Ich muss zugeben, einen solchen Strand hätte ich in Norwegen gar nicht erwartet.
Ein Holzweg führte mich durch herrliche Sanddünen zum Meer. Das im Sonnenlicht leicht türkis glänzende Wasser war zwar kalt, aber doch zwischendurch eine gute Abwechslung zu dem warmen weichen Sand. Die Kombination aus Wellenrauschen und Sonne war so entspannend, dass mir möglicherweise auch kurz die Augen zufielen...
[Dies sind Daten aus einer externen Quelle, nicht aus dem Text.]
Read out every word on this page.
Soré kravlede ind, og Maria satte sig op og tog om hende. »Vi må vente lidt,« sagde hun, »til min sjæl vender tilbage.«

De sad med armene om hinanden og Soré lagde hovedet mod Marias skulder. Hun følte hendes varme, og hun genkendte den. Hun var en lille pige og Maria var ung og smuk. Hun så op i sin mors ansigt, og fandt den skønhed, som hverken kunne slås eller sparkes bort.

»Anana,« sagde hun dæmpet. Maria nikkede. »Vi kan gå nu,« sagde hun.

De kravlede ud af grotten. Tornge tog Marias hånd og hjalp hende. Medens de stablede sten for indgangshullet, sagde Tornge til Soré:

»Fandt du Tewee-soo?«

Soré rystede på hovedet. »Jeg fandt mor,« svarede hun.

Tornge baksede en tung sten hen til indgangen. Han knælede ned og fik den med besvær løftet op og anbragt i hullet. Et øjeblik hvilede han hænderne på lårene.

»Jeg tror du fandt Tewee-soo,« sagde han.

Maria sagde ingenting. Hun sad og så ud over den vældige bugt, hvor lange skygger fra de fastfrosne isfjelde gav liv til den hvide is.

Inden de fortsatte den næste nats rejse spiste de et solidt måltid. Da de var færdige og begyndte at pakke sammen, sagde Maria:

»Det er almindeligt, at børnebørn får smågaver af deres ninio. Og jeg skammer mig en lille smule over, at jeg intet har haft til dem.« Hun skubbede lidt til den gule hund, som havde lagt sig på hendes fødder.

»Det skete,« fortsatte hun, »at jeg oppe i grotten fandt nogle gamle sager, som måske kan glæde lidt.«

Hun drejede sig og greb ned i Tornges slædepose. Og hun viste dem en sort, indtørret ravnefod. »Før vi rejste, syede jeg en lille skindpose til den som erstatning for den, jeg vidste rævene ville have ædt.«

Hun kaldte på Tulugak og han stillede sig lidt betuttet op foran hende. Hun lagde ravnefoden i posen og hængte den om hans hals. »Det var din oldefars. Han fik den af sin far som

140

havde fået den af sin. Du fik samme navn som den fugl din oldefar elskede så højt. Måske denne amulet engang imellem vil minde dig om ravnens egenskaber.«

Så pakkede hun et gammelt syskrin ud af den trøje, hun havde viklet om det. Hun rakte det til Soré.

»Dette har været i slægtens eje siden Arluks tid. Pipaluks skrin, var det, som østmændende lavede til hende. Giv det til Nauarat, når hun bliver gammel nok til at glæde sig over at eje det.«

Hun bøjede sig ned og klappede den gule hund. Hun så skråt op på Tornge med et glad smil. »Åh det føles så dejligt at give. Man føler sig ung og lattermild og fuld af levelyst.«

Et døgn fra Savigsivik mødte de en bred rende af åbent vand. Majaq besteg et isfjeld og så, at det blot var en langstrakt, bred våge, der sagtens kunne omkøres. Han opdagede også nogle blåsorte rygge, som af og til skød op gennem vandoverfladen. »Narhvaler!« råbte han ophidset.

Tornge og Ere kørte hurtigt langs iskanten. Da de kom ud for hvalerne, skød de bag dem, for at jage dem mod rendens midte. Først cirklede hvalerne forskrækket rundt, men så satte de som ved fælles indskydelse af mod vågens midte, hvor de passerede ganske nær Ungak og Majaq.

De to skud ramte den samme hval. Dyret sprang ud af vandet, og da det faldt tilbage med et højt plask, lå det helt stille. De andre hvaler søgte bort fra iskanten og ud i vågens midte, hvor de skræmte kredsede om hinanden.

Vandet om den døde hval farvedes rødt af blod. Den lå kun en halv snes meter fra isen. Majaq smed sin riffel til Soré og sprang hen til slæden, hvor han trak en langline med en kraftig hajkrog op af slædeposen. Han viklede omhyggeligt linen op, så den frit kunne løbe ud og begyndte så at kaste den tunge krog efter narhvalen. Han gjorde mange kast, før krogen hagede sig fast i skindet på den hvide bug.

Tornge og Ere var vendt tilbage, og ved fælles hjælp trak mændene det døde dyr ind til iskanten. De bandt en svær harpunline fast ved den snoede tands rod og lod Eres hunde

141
Das einzige, was die Idylle gelegentlich störte, waren die auf dem nahen Flughafen startenden und landenden Offshore-Helikopter.
Anschließend fuhr ich an der Küste entlang weiter in den Süden. Die Landschaft veränderte sich wieder und war nun geprägt von Felsen. Anders als im Norden wirkten diese hier jedoch irgendwie runder, fast wie abgeschliffen.Lue lisää
Trollpikken
2. elokuuta, Norja ⋅ ☀️ 15 °C
Heute startete ich eine kleine Wanderung bei Egersund. Wenn die Trolltunga schon nicht auf meinem Weg lag, so besuchte ich dann doch zumindest die kleine Variante: den Trollpikken (welches Troll-Körperteil damit gemeint ist, überlasse ich mal euren eigenen Übersetzern...).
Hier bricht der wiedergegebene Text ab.